On their way to Athens on holiday...or are they?
It may have cost a whopping £4bn and been hailed as a state-of-the-art gateway to Britain by the great and good, but its first passengers were tutting and cursing, not gasping in awe.
Major troubles with baggage and cancelled flights overshadowed any appreciation passengers may have had for the architectural feat and the promised easy-flow layout.
And instead of emptying their wallets in the wealth of luxury retail outlets that had been built to make the airside experience a special one for shopaholics, thousands were being told they would not be flying tonight and the only spending they would be doing would be on a hotel room for the night.
Flights were cancelled throughout the day and by the evening, people were being told only hand luggage was permitted on almost all remaining flights.
Hotel room hunt
The cursing had begun on an underground train destined for the new terminal as news reached two women by text message that T5 was "a total disaster".
On arriving at the new T5 Tube stop, the evidence was all too clear as hundreds of people with huge wheelie suitcases made an about-turn after the briefest of holidays.
Others were desperately trying to rebook flights and find a hotel for the night - easier said than done.
Leaflets were handed out explaining travellers were entitled to £100 a night in compensation for hotel costs. However, the reality was that hotels were quoting prices of between £150 to £200.
Some passengers who were determined to jet away from all the chaos were advised they could do so and leave their luggage safely in lockers at the airport. But that suggestion left those holidaymakers questioning whether they could spend a fortnight away without bringing a change of clothes with them.
Deeply apologetic Tannoy messages were doing little to alleviate the worry.
And airport staff were sticking to the usual stringent rules, much to passenger Ena Goodman's chagrin.
She was on her way to Paris with her husband Stanley, but missed out on boarding the flight because her suitcase was an inch too large to qualify as hand luggage.
"Surely they could relax the rules a bit, under the circumstances," she said.
...but only if you don't want to take your luggage with you
"My husband will soon be 90 - it's not good for him to go through all this trauma. It's such a disgrace to this country that it should be such a shambles."

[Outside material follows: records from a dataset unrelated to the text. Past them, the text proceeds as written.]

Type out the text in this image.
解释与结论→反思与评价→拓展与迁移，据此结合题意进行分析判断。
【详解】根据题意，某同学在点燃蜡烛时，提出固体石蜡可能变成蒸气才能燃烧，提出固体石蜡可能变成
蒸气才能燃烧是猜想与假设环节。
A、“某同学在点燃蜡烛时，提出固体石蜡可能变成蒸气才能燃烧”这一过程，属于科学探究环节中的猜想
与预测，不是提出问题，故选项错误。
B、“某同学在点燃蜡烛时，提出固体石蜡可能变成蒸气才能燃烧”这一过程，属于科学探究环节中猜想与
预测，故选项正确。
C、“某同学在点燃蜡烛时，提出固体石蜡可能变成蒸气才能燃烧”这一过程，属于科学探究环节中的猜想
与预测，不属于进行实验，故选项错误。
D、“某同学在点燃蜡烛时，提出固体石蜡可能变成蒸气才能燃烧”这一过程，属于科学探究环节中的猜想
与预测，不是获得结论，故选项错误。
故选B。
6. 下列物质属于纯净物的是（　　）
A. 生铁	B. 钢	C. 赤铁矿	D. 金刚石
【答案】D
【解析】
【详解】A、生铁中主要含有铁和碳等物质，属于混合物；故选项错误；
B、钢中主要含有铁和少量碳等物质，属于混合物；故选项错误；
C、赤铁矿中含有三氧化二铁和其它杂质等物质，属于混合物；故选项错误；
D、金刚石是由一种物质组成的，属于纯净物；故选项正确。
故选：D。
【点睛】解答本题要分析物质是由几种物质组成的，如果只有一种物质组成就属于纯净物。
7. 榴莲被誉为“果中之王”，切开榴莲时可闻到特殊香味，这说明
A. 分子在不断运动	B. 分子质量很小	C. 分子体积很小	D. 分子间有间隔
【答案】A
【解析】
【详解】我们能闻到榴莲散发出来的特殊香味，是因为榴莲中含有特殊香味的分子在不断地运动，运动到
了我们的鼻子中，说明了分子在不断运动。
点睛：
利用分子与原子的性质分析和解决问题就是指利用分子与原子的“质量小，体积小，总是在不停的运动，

Foreign travellers were in agreement.
Asked it the terminal had impressed them, student Theodora Miltiadou, from Cyprus, laughed out loud.
"We did not expect this from British people who are so organised," she said.

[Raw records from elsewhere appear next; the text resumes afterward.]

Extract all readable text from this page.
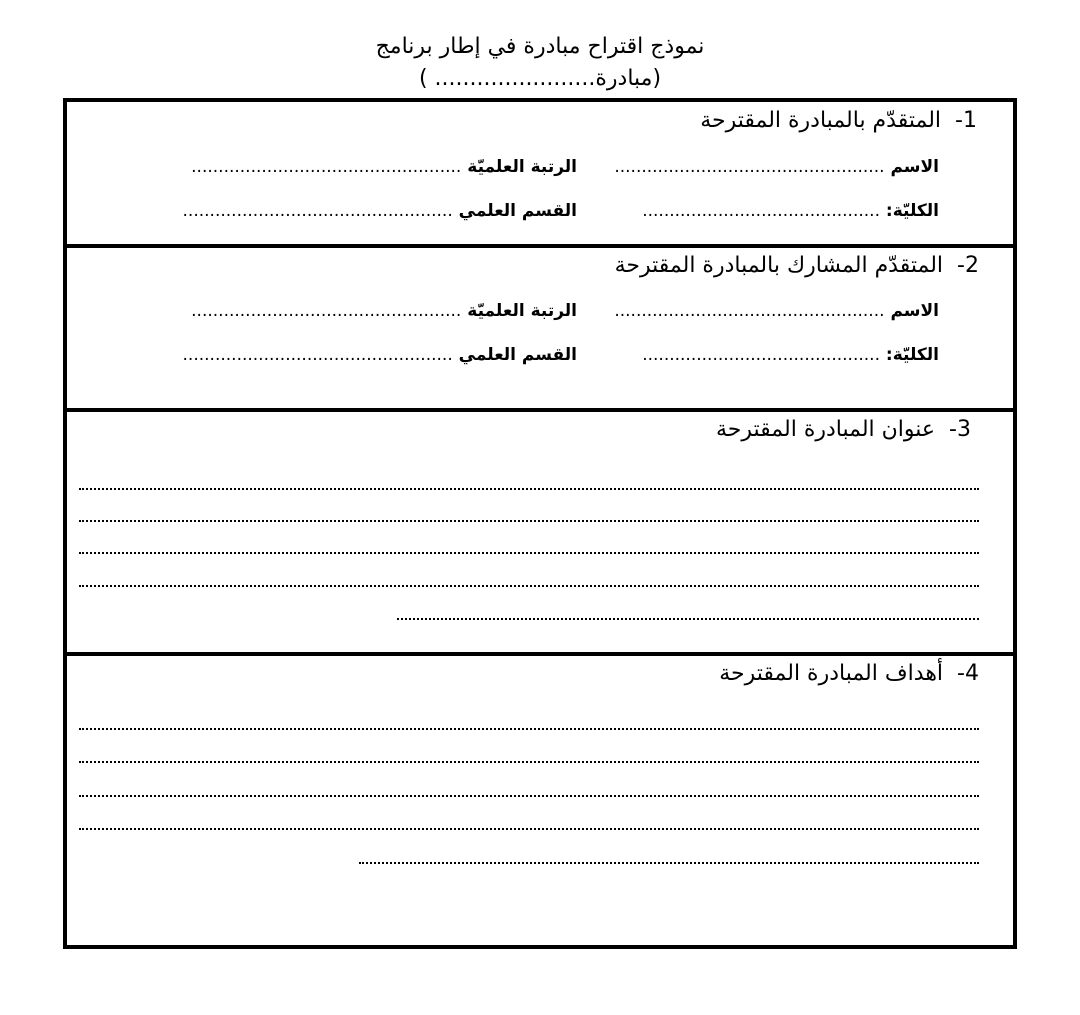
نموذج اقتراح مبادرة في إطار برنامج
(مبادرة....................... )
1-المتقدّم بالمبادرة المقترحة
الاسم ..................................................
الرتبة العلميّة ..................................................
الكليّة: ............................................
القسم العلمي ..................................................
2-المتقدّم المشارك بالمبادرة المقترحة
الاسم ..................................................
الرتبة العلميّة ..................................................
الكليّة: ............................................
القسم العلمي ..................................................
3-عنوان المبادرة المقترحة
4-أهداف المبادرة المقترحة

Fellow student Irene Antonopoulos, also 20, said she expected a pleasant journey when booking with BA.
"But this is an embarrassment for them," she said.

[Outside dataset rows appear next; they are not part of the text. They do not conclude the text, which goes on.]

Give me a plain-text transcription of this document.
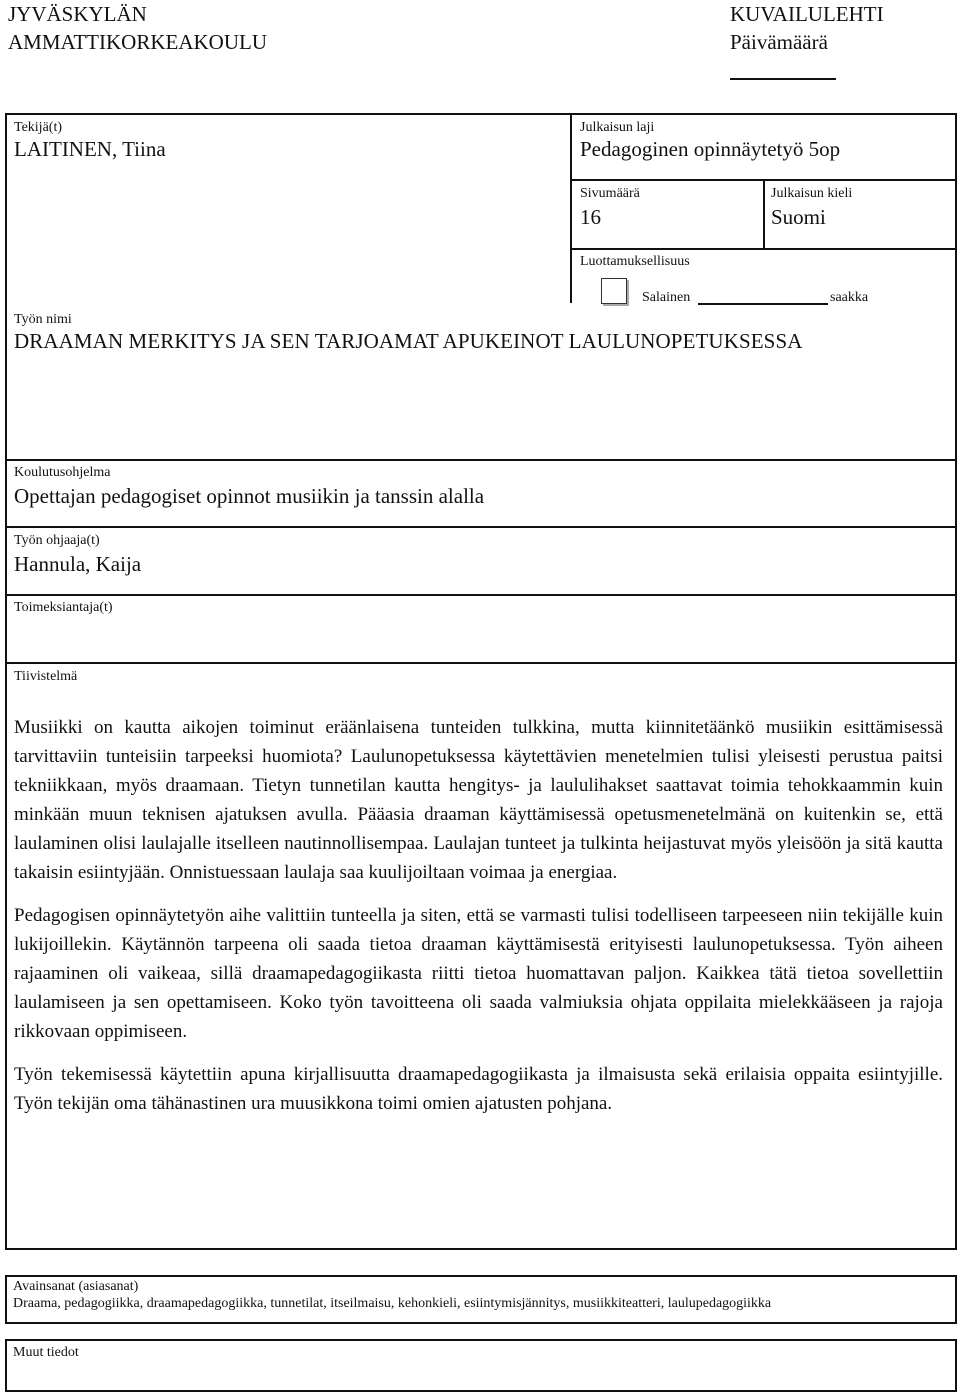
JYVÄSKYLÄN
AMMATTIKORKEAKOULU
KUVAILULEHTI
Päivämäärä
Tekijä(t)
LAITINEN, Tiina
Julkaisun laji
Pedagoginen opinnäytetyö 5op
Sivumäärä
16
Julkaisun kieli
Suomi
Luottamuksellisuus
Salainen	saakka
Työn nimi
DRAAMAN MERKITYS JA SEN TARJOAMAT APUKEINOT LAULUNOPETUKSESSA
Koulutusohjelma
Opettajan pedagogiset opinnot musiikin ja tanssin alalla
Työn ohjaaja(t)
Hannula, Kaija
Toimeksiantaja(t)
Tiivistelmä

Musiikki on kautta aikojen toiminut eräänlaisena tunteiden tulkkina, mutta kiinnitetäänkö musiikin esittämisessä tarvittaviin tunteisiin tarpeeksi huomiota? Laulunopetuksessa käytettävien menetelmien tulisi yleisesti perustua paitsi tekniikkaan, myös draamaan. Tietyn tunnetilan kautta hengitys- ja laululihakset saattavat toimia tehokkaammin kuin minkään muun teknisen ajatuksen avulla. Pääasia draaman käyttämisessä opetusmenetelmänä on kuitenkin se, että laulaminen olisi laulajalle itselleen nautinnollisempaa. Laulajan tunteet ja tulkinta heijastuvat myös yleisöön ja sitä kautta takaisin esiintyjään. Onnistuessaan laulaja saa kuulijoiltaan voimaa ja energiaa.

Pedagogisen opinnäytetyön aihe valittiin tunteella ja siten, että se varmasti tulisi todelliseen tarpeeseen niin tekijälle kuin lukijoillekin. Käytännön tarpeena oli saada tietoa draaman käyttämisestä erityisesti laulunopetuksessa. Työn aiheen rajaaminen oli vaikeaa, sillä draamapedagogiikasta riitti tietoa huomattavan paljon. Kaikkea tätä tietoa sovellettiin laulamiseen ja sen opettamiseen. Koko työn tavoitteena oli saada valmiuksia ohjata oppilaita mielekkääseen ja rajoja rikkovaan oppimiseen.

Työn tekemisessä käytettiin apuna kirjallisuutta draamapedagogiikasta ja ilmaisusta sekä erilaisia oppaita esiintyjille. Työn tekijän oma tähänastinen ura muusikkona toimi omien ajatusten pohjana.

Avainsanat (asiasanat)
Draama, pedagogiikka, draamapedagogiikka, tunnetilat, itseilmaisu, kehonkieli, esiintymisjännitys, musiikkiteatteri, laulupedagogiikka
Muut tiedot
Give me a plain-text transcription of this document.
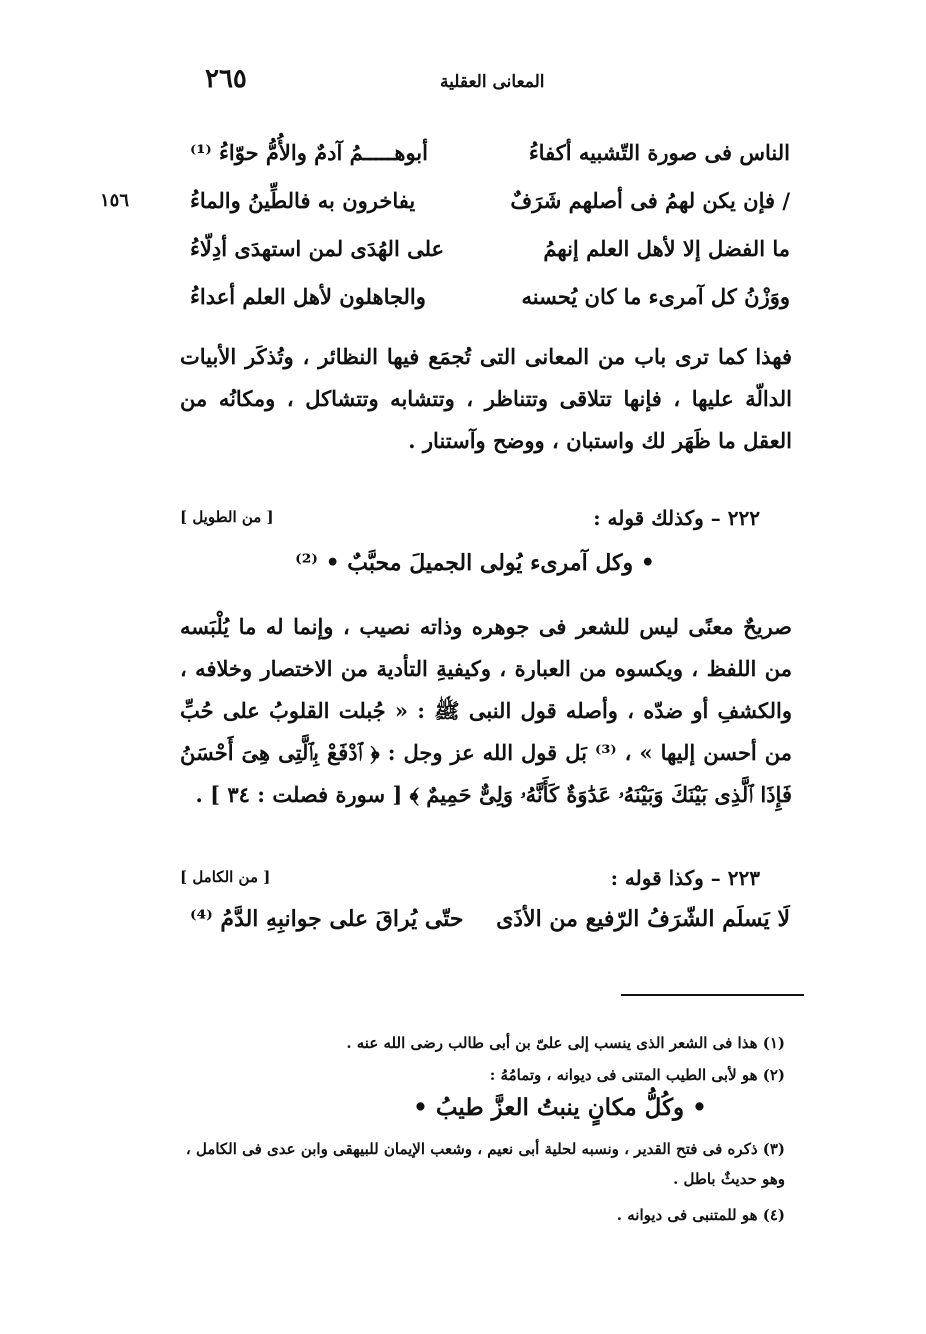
٢٦٥	المعانى العقلية
١٥٦
الناس فى صورة التّشبيه أكفاءُ
أبوهـــــمُ آدمٌ والأُمُّ حوّاءُ ⁽¹⁾
/ فإن يكن لهمُ فى أصلهم شَرَفٌ
يفاخرون به فالطِّينُ والماءُ
ما الفضل إلا لأهل العلم إنهمُ
على الهُدَى لمن استهدَى أدِلّاءُ
ووَزْنُ كل آمرىء ما كان يُحسنه
والجاهلون لأهل العلم أعداءُ
فهذا كما ترى باب من المعانى التى تُجمَع فيها النظائر ، وتُذكَر الأبيات الدالّة عليها ، فإنها تتلاقى وتتناظر ، وتتشابه وتتشاكل ، ومكانُه من العقل ما ظَهَر لك واستبان ، ووضح وآستنار .
٢٢٢ – وكذلك قوله :
[ من الطويل ]
• وكل آمرىء يُولى الجميلَ محبَّبٌ • ⁽²⁾
صريحٌ معنًى ليس للشعر فى جوهره وذاته نصيب ، وإنما له ما يُلْبَسه من اللفظ ، ويكسوه من العبارة ، وكيفيةِ التأدية من الاختصار وخلافه ، والكشفِ أو ضدّه ، وأصله قول النبى ﷺ : « جُبلت القلوبُ على حُبِّ من أحسن إليها » ، ⁽³⁾ بَل قول الله عز وجل : ﴿ ٱدْفَعْ بِٱلَّتِى هِىَ أَحْسَنُ فَإِذَا ٱلَّذِى بَيْنَكَ وَبَيْنَهُۥ عَدَٰوَةٌ كَأَنَّهُۥ وَلِىٌّ حَمِيمٌ ﴾ [ سورة فصلت : ٣٤ ] .
٢٢٣ – وكذا قوله :
[ من الكامل ]
لَا يَسلَم الشّرَفُ الرّفيع من الأذَى
حتّى يُراقَ على جوانبِهِ الدَّمُ ⁽⁴⁾
(١) هذا فى الشعر الذى ينسب إلى علىّ بن أبى طالب رضى الله عنه .
(٢) هو لأبى الطيب المتنى فى ديوانه ، وتمامُهُ :
• وكُلُّ مكانٍ ينبتُ العزَّ طيبُ •
(٣) ذكره فى فتح القدير ، ونسبه لحلية أبى نعيم ، وشعب الإيمان للبيهقى وابن عدى فى الكامل ، وهو حديثٌ باطل .
(٤) هو للمتنبى فى ديوانه .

A group of 74 South Koreans on a tour of Europe were also less than enamoured.
Cindy Han complained there were no litter bins nor enough seating, as she wondered whether she may be spending the night sleeping on the terminal's very shiny new floor.
Catherine Ricketts, travelling to Basel with her husband and 17-month-old daughter, sympathised with the staff but said they had no idea what was happening.
"We are trying to book a hotel but thousands of people are probably doing the same thing.
"We have got to get to Basel by Saturday as it's my dad's 60th birthday. We can't miss it.
"We have rebooked our flight with BA but have been told there's no guarantee it's going to be fixed.
"We have got everything we need for my daughter but we will have to find somewhere for her to sleep soon."
Not everyone was despairing altogether though.
Charmaine Francis who won a trip to Hong Kong in a competition to mark Terminal 5's opening day, had been told she and her brother, Titus, may yet be able to fly.
"We were really excited but our expectations have been getting lower and lower."
And as I departed, they were left sitting tight wondering just how great the promised shopping Mecca just the other side of the security gate would have been - had they got the chance to see it.